First Author  Thomazeau A Year  2017
Journal  Cereb Cortex Volume  27
Issue  4 Pages  2571-2579
PubMed ID  26946127 Mgi Jnum  J:263044
Mgi Id  MGI:6149258 Doi  10.1093/cercor/bhw052
Citation  Thomazeau A, et al. (2017) Nutritional n-3 PUFA Deficiency Abolishes Endocannabinoid Gating of Hippocampal Long-Term Potentiation. Cereb Cortex 27(4):2571-2579
abstractText  Maternal n-3 polyunsaturated fatty acids (PUFAs), especially docosahexaenoic acid, is critical during perinatal brain development. How early postnatal n-3 PUFA deficiency impacts on hippocampal synaptic plasticity is mostly unknown. Here we compared activity-dependent plasticity at excitatory and inhibitory synapses in the CA1 region of the hippocampus in weaned pups whose mothers were fed with an n-3 PUFA-balanced or n-3 PUFA-deficient diet. Normally, endogenous cannabinoids (eCB) produced by the post-synapse dually control network activity by mediating the long-term depression of inhibitory inputs (iLTD) and positively gating NMDAR-dependent long-term potentiation (LTP) of excitatory inputs.
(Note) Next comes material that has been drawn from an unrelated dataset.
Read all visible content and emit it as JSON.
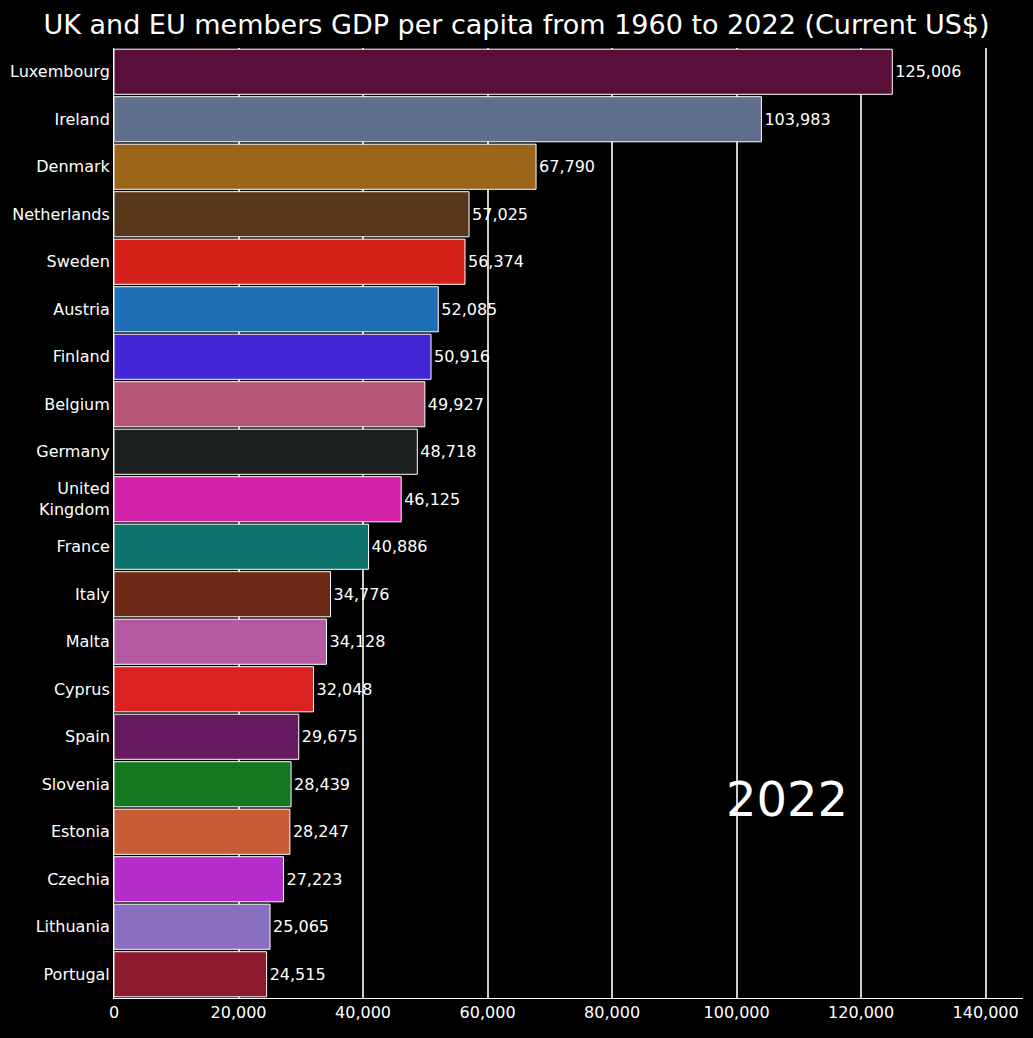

We found that both iLTD and LTP were impaired in n-3 PUFA-deficient mice. Pharmacological dissection of the underlying mechanism revealed that impairment of NMDAR-dependent LTP was causally linked to and attributable to the ablation of eCB-mediated iLTD and associated to disinhibitory gating of excitatory synapses. The data shed new light on how n-3 PUFAs shape synaptic activity in the hippocampus and provide a new synaptic substrate to the cognitive impairments associated with perinatal n-3 deficiency.